Lettuce Eat: A Veggie Journey We All Can Take
This is a guest post from Vivian Jibrin. Happy to support his very cool Lettuce Eat project! By Vivian JibrinCompared to most teenagers (I'm 18) my diet is quite nutritious, but I'm the first to admit that I could eat more servings - and types - of fruits and vegetables. I also want to learn […]

This is a guest post from Vivian Jibrin. Happy to support his very cool Lettuce Eat project!

Vivian Jibrin

By Vivian Jibrin
Compared to most teenagers (I'm 18) my diet is quite nutritious, but I'm the first to admit that I could eat more servings - and types - of fruits and vegetables. I also want to learn how to cook more dishes than eggs, fried rice, pasta and brownies!

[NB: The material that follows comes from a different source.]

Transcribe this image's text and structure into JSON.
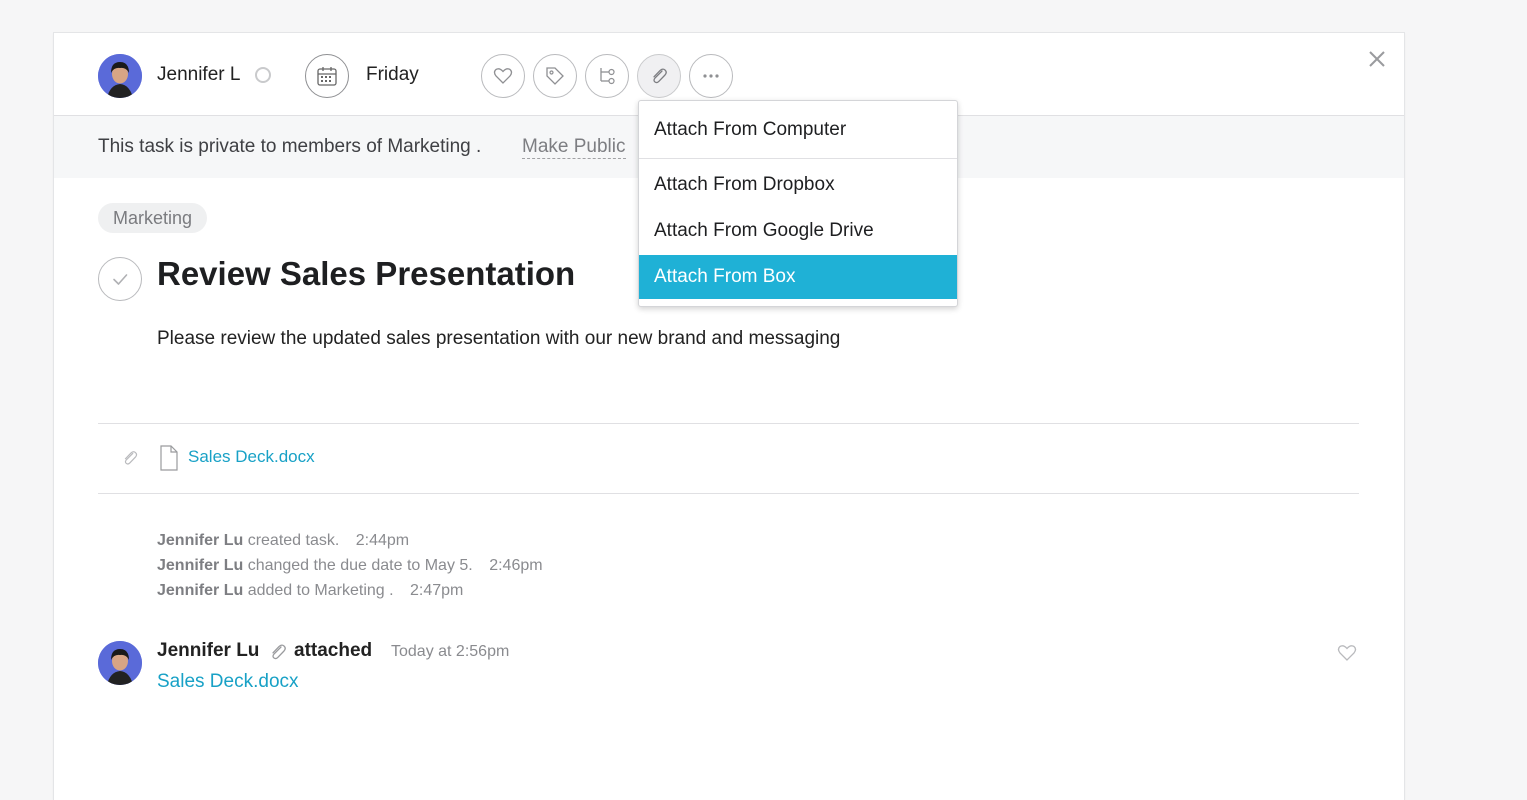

But how do you get motivated to do that? The answer came to me while researching a subject for my Gold Award - the highest honor a Girl Scout can achieve. I've found that many American teens don't even eat a fruit or vegetable a day! If I can help others
incorporating more vegetables and fruits into their daily meals, while learning why it is so important to do so, would surely inspire me to do the same.
So, I started "Lettuce Eat" which has three basic approaches:

  • A high school club that met once a month, focused on a different fruit or vegetable, like berries or potatoes or dark leafy vegetables. We ate the fruit or vegetable, talked about its nutritional qualities and discussed the recipes. When the coronavirus pandemic hit, I had to adapt quickly to the conditions of social distancing and held my club sessions on the web, after a slight change in approach.
  • Meetings by videoconference with Girl Scouts (aged 7 to 15), to teach them fruits and vegetables in a fun and age-appropriate way. For example, I have developed interactive activities such as a sorting game and a treasure hunt; and I even did some live demos of simple snacks. When I started the project I thought I knew the most important things about nutrition; after all, my aunt is a dietitian! But over the months and as I went deeper into the Gold Award Project, I discovered a lot of new aspects of nutrition and a lot of great tips.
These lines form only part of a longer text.